Schließlich klappte es mit einem praktischen Studium: In einem bergigen Dörflein am Lago Maggiore in der italienischen Schweiz studierte sie Bewegungstheater. „Wir hatten viel Improvisation und ich lernte, wie man aufeinander reagieren kann, ohne gleich Text und Situationen zu spielen.“ Dennoch hatte sie noch immer ihren Shakespeare im Schrank und „Theater heute“ im Abo. Denn ihr Ziel war nach wie vor das Sprechtheater. Für ihre Diplominszenierung schrieb sie schließlich ein Stück über die Bildhauerin Camille Claudel. Auf ihrem Schreibtisch lagen viele Bücher und Bilder, aus denen sie etwas Eigenes formte. „Ich bin jemand, der nicht nur aus sich selbst schöpfen kann, ich brauche viel Input.“ An einer Bildhauerschule ein paar Dörfer weiter lernte sie Skulpturen bauen, die sie für ihr Bühnenbild verwandte. Sie wollte sich nichts Fertiges hinstellen lassen. Frisch diplomiert sah sie nun klar die Perspektive vor sich: Regisseurin wollte sie werden.
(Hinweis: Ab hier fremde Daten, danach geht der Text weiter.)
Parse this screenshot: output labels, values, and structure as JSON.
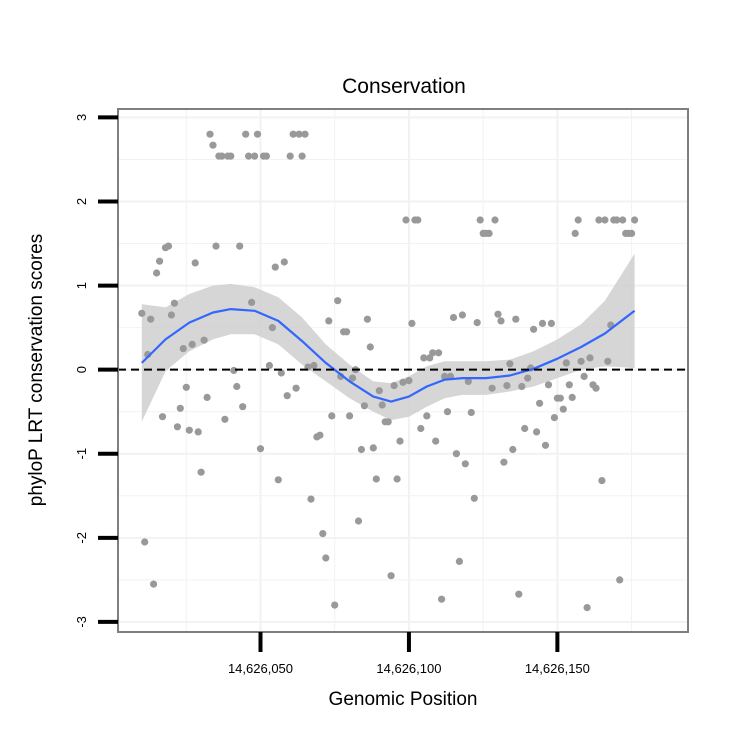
{
  "chart_data": {
    "type": "scatter",
    "title": "Conservation",
    "xlabel": "Genomic Position",
    "ylabel": "phyloP LRT conservation scores",
    "xlim": [
      14626002,
      14626194
    ],
    "ylim": [
      -3.12,
      3.1
    ],
    "x_ticks": [
      14626050,
      14626100,
      14626150
    ],
    "x_tick_labels": [
      "14,626,050",
      "14,626,100",
      "14,626,150"
    ],
    "y_ticks": [
      -3,
      -2,
      -1,
      0,
      1,
      2,
      3
    ],
    "y_tick_labels": [
      "-3",
      "-2",
      "-1",
      "0",
      "1",
      "2",
      "3"
    ],
    "grid": true,
    "reference_line": {
      "y": 0,
      "style": "dashed",
      "color": "#000000"
    },
    "colors": {
      "points": "#999999",
      "smooth_line": "#3366ff",
      "ribbon": "#cccccc",
      "panel_border": "#7f7f7f",
      "grid": "#f2f2f2"
    },
    "points": [
      [
        14626010,
        0.67
      ],
      [
        14626011,
        -2.05
      ],
      [
        14626012,
        0.18
      ],
      [
        14626013,
        0.6
      ],
      [
        14626014,
        -2.55
      ],
      [
        14626015,
        1.15
      ],
      [
        14626016,
        1.29
      ],
      [
        14626017,
        -0.56
      ],
      [
        14626018,
        1.45
      ],
      [
        14626019,
        1.47
      ],
      [
        14626020,
        0.65
      ],
      [
        14626021,
        0.79
      ],
      [
        14626022,
        -0.68
      ],
      [
        14626023,
        -0.46
      ],
      [
        14626024,
        0.25
      ],
      [
        14626025,
        -0.21
      ],
      [
        14626026,
        -0.72
      ],
      [
        14626027,
        0.3
      ],
      [
        14626028,
        1.27
      ],
      [
        14626029,
        -0.74
      ],
      [
        14626030,
        -1.22
      ],
      [
        14626031,
        0.35
      ],
      [
        14626032,
        -0.33
      ],
      [
        14626033,
        2.8
      ],
      [
        14626034,
        2.67
      ],
      [
        14626035,
        1.47
      ],
      [
        14626036,
        2.54
      ],
      [
        14626037,
        2.54
      ],
      [
        14626038,
        -0.59
      ],
      [
        14626039,
        2.54
      ],
      [
        14626040,
        2.54
      ],
      [
        14626041,
        -0.01
      ],
      [
        14626042,
        -0.2
      ],
      [
        14626043,
        1.47
      ],
      [
        14626044,
        -0.44
      ],
      [
        14626045,
        2.8
      ],
      [
        14626046,
        2.54
      ],
      [
        14626047,
        0.8
      ],
      [
        14626048,
        2.54
      ],
      [
        14626049,
        2.8
      ],
      [
        14626050,
        -0.94
      ],
      [
        14626051,
        2.54
      ],
      [
        14626052,
        2.54
      ],
      [
        14626053,
        0.05
      ],
      [
        14626054,
        0.5
      ],
      [
        14626055,
        1.22
      ],
      [
        14626056,
        -1.31
      ],
      [
        14626057,
        -0.04
      ],
      [
        14626058,
        1.28
      ],
      [
        14626059,
        -0.31
      ],
      [
        14626060,
        2.54
      ],
      [
        14626061,
        2.8
      ],
      [
        14626062,
        -0.22
      ],
      [
        14626063,
        2.8
      ],
      [
        14626064,
        2.54
      ],
      [
        14626065,
        2.8
      ],
      [
        14626066,
        0.03
      ],
      [
        14626067,
        -1.54
      ],
      [
        14626068,
        0.05
      ],
      [
        14626069,
        -0.8
      ],
      [
        14626070,
        -0.78
      ],
      [
        14626071,
        -1.95
      ],
      [
        14626072,
        -2.24
      ],
      [
        14626073,
        0.58
      ],
      [
        14626074,
        -0.55
      ],
      [
        14626075,
        -2.8
      ],
      [
        14626076,
        0.82
      ],
      [
        14626077,
        -0.08
      ],
      [
        14626078,
        0.45
      ],
      [
        14626079,
        0.45
      ],
      [
        14626080,
        -0.55
      ],
      [
        14626081,
        -0.1
      ],
      [
        14626082,
        0.0
      ],
      [
        14626083,
        -1.8
      ],
      [
        14626084,
        -0.95
      ],
      [
        14626085,
        -0.43
      ],
      [
        14626086,
        0.6
      ],
      [
        14626087,
        0.27
      ],
      [
        14626088,
        -0.93
      ],
      [
        14626089,
        -1.3
      ],
      [
        14626090,
        -0.25
      ],
      [
        14626091,
        -0.42
      ],
      [
        14626092,
        -0.62
      ],
      [
        14626093,
        -0.62
      ],
      [
        14626094,
        -2.45
      ],
      [
        14626095,
        -0.19
      ],
      [
        14626096,
        -1.3
      ],
      [
        14626097,
        -0.85
      ],
      [
        14626098,
        -0.15
      ],
      [
        14626099,
        1.78
      ],
      [
        14626100,
        -0.13
      ],
      [
        14626101,
        0.55
      ],
      [
        14626102,
        1.78
      ],
      [
        14626103,
        1.78
      ],
      [
        14626104,
        -0.7
      ],
      [
        14626105,
        0.14
      ],
      [
        14626106,
        -0.55
      ],
      [
        14626107,
        0.14
      ],
      [
        14626108,
        0.2
      ],
      [
        14626109,
        -0.85
      ],
      [
        14626110,
        0.2
      ],
      [
        14626111,
        -2.73
      ],
      [
        14626112,
        -0.08
      ],
      [
        14626113,
        -0.5
      ],
      [
        14626114,
        -0.08
      ],
      [
        14626115,
        0.62
      ],
      [
        14626116,
        -1.0
      ],
      [
        14626117,
        -2.28
      ],
      [
        14626118,
        0.65
      ],
      [
        14626119,
        -1.12
      ],
      [
        14626120,
        -0.14
      ],
      [
        14626121,
        -0.51
      ],
      [
        14626122,
        -1.53
      ],
      [
        14626123,
        0.56
      ],
      [
        14626124,
        1.78
      ],
      [
        14626125,
        1.62
      ],
      [
        14626126,
        1.62
      ],
      [
        14626127,
        1.62
      ],
      [
        14626128,
        -0.22
      ],
      [
        14626129,
        1.78
      ],
      [
        14626130,
        0.66
      ],
      [
        14626131,
        0.58
      ],
      [
        14626132,
        -1.1
      ],
      [
        14626133,
        -0.19
      ],
      [
        14626134,
        0.07
      ],
      [
        14626135,
        -0.95
      ],
      [
        14626136,
        0.6
      ],
      [
        14626137,
        -2.67
      ],
      [
        14626138,
        -0.2
      ],
      [
        14626139,
        -0.7
      ],
      [
        14626140,
        -0.1
      ],
      [
        14626141,
        0.02
      ],
      [
        14626142,
        0.48
      ],
      [
        14626143,
        -0.74
      ],
      [
        14626144,
        -0.4
      ],
      [
        14626145,
        0.55
      ],
      [
        14626146,
        -0.9
      ],
      [
        14626147,
        -0.18
      ],
      [
        14626148,
        0.55
      ],
      [
        14626149,
        -0.57
      ],
      [
        14626150,
        -0.34
      ],
      [
        14626151,
        -0.34
      ],
      [
        14626152,
        -0.47
      ],
      [
        14626153,
        0.08
      ],
      [
        14626154,
        -0.18
      ],
      [
        14626155,
        -0.33
      ],
      [
        14626156,
        1.62
      ],
      [
        14626157,
        1.78
      ],
      [
        14626158,
        0.1
      ],
      [
        14626159,
        -0.08
      ],
      [
        14626160,
        -2.83
      ],
      [
        14626161,
        0.14
      ],
      [
        14626162,
        -0.18
      ],
      [
        14626163,
        -0.22
      ],
      [
        14626164,
        1.78
      ],
      [
        14626165,
        -1.32
      ],
      [
        14626166,
        1.78
      ],
      [
        14626167,
        0.1
      ],
      [
        14626168,
        0.53
      ],
      [
        14626169,
        1.78
      ],
      [
        14626170,
        1.78
      ],
      [
        14626171,
        -2.5
      ],
      [
        14626172,
        1.78
      ],
      [
        14626173,
        1.62
      ],
      [
        14626174,
        1.62
      ],
      [
        14626175,
        1.62
      ],
      [
        14626176,
        1.78
      ]
    ],
    "smooth": {
      "x": [
        14626010,
        14626018,
        14626026,
        14626034,
        14626040,
        14626048,
        14626056,
        14626064,
        14626072,
        14626080,
        14626088,
        14626094,
        14626100,
        14626106,
        14626112,
        14626118,
        14626126,
        14626134,
        14626142,
        14626150,
        14626158,
        14626166,
        14626176
      ],
      "y": [
        0.08,
        0.36,
        0.56,
        0.68,
        0.72,
        0.7,
        0.58,
        0.34,
        0.08,
        -0.14,
        -0.32,
        -0.38,
        -0.32,
        -0.2,
        -0.12,
        -0.1,
        -0.1,
        -0.07,
        0.01,
        0.13,
        0.27,
        0.43,
        0.7
      ],
      "lower": [
        -0.62,
        -0.02,
        0.22,
        0.36,
        0.42,
        0.42,
        0.3,
        0.06,
        -0.14,
        -0.34,
        -0.5,
        -0.6,
        -0.56,
        -0.44,
        -0.34,
        -0.3,
        -0.3,
        -0.26,
        -0.2,
        -0.1,
        0.0,
        0.04,
        0.02
      ],
      "upper": [
        0.78,
        0.74,
        0.9,
        1.0,
        1.02,
        0.98,
        0.86,
        0.62,
        0.3,
        0.06,
        -0.14,
        -0.16,
        -0.08,
        0.04,
        0.1,
        0.1,
        0.1,
        0.12,
        0.22,
        0.36,
        0.54,
        0.82,
        1.38
      ]
    }
  }
}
Mit dem ganzen „Unterbau“. Während ihre Bewerbungen für ein Regiestudium liefen, ging sie sie an die Berliner Schaubühne. „Sasha Waltz suchte gerade einen Assistenten, entschied sich aber gegen mich.“ Der Tänzer und Choreograf Luc Dunberry sah indes in ihr die Richtige. Es faszinierte sie: die vielen Sprachen, das Arbeiten in Bildern, der Rhythmus der Körper, die Geräusche. „Man verstrickt sich beim Tanz nicht in die Psychologie der Figuren, sondern schaut auf die Wirkung des Zusammenspiels. Ich sehe was, ich höre was, und die Fantasie geht los.“ Tanz fühlte sich genau richtig für sie an. Doch dann ging es an die Ernst Busch-Hochschule. Und sie hatte bald das Gefühl, sie will woanders hin. „In einem fertigen Stück steht ja schon alles drin, muss man als Regisseur nur dramaturgisch sehr klug sein. Ich kam da gar nicht mehr zwischen, meine Fantasie funktionierte nicht. Es hatte auch etwas mit Unsicherheit zu tun, man wusste, die Dozenten kennen die Stücke ohnehin viel besser.“
Später hat sie dann doch bei Sasha Waltz assistiert, aber nicht viel mitbekommen von ihren Gedankengängen. Erst durch zwei Workshops kam sie sich wirklich auf die Spur. „Ich merkte, dass Theater viel mit Lust und Freude zu tun hat. Das hatte ich auf der Theaterschule ziemlich verlernt.“
Nach einer langen Suche fand sie endlich zu ihrer eigenen Arbeitsweise und bekam 2005 für ihr erstes Stück „wait here for further instructions“ den 1. Preis beim 100°Berlin Festival für freies Theater. Seitdem folgten Einladungen zu Festivals im In- und Ausland und in diesem Jahr eine erneute Residence in der Potsdamer fabrik. Das ermöglichte Proben, Sortieren, Weiterdenken: über Unsinn und Paradoxie, auch über „Dunkel war“s, der Mond schien helle“. Wie aber kann man etwas auf die Bühne bringen, was eigentlich nicht geht? Anne Hirth ist keine Hellseherin, will aber die Fantasie erhellen. Und vertraut dabei auf ihre Leute, die selbst ganz viel erfinden. Am Ende sitzt sie wie ein Magierin am Schreibtisch und zieht die Fäden zusammen. In dem ihr gemäßen Tempo.
Vorpremiere heute 20 Uhr, fabrik, 30 Minuten vorher gibt es eine Installation von Alexandra Süßmilch. Karten für die Lange Nacht der Experimente erhältlich.